Every city comes into its own at a particular time in its development: a kind of post-puberty moment, if you will, when the voice has stopped cracking, and the limbs have come to their expected ratios, and a sense of self has begun to be reached, less as a fixed moment, and more as a possibility. When you begin to hear your voice in your head. Economics and politics helps: the allow for the means of this coming-to-be. But the arts, I think, provides the best indicator of this moment of possible fruition. A city sings a song it has so long hummed in its head, full-throated now, and unabashed and it likes what it hears.

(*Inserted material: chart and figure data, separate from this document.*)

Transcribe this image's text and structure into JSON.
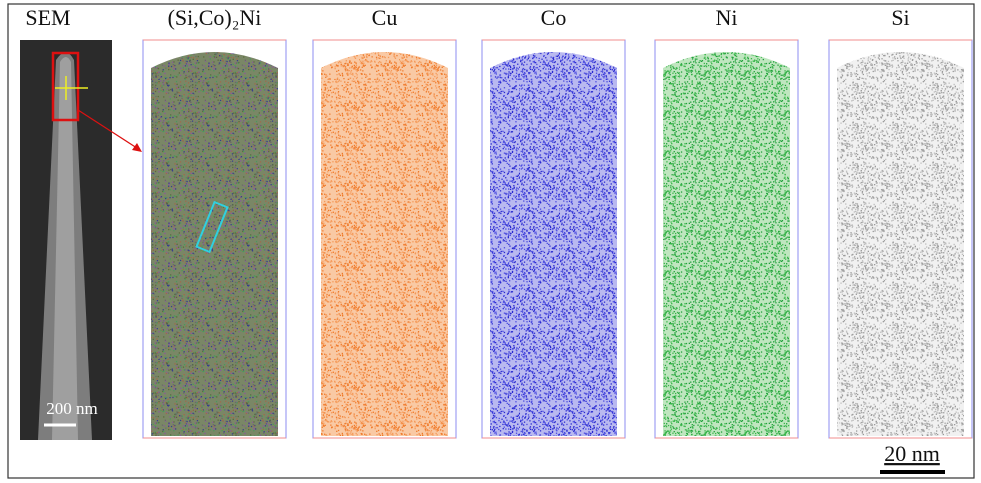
{
  "figure": {
    "panels": [
      {
        "label": "SEM",
        "scale_bar": "200 nm"
      },
      {
        "label": "(Si,Co)₂Ni"
      },
      {
        "label": "Cu"
      },
      {
        "label": "Co"
      },
      {
        "label": "Ni"
      },
      {
        "label": "Si"
      }
    ],
    "scale_bar": "20 nm"
  }
}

If Cebu is, in fact, entering this blessed moment, the beginnings of a creative peak, then it will pay to take heed of the reference Paredes makes. A love for one’s city cannot help but find form in the arts that comes from its soul. And by this I mean all the arts: music, and poetry, and literature, and painting, and theatre, and design. Feeling without form becomes mere sentimentality. True art needs a shape. The questions remain though. If songs are beginning to be made, are we listening? If poems and stories are being written, are we willing to read? Otherwise, all of this becomes a monologue being declaimed to the wind.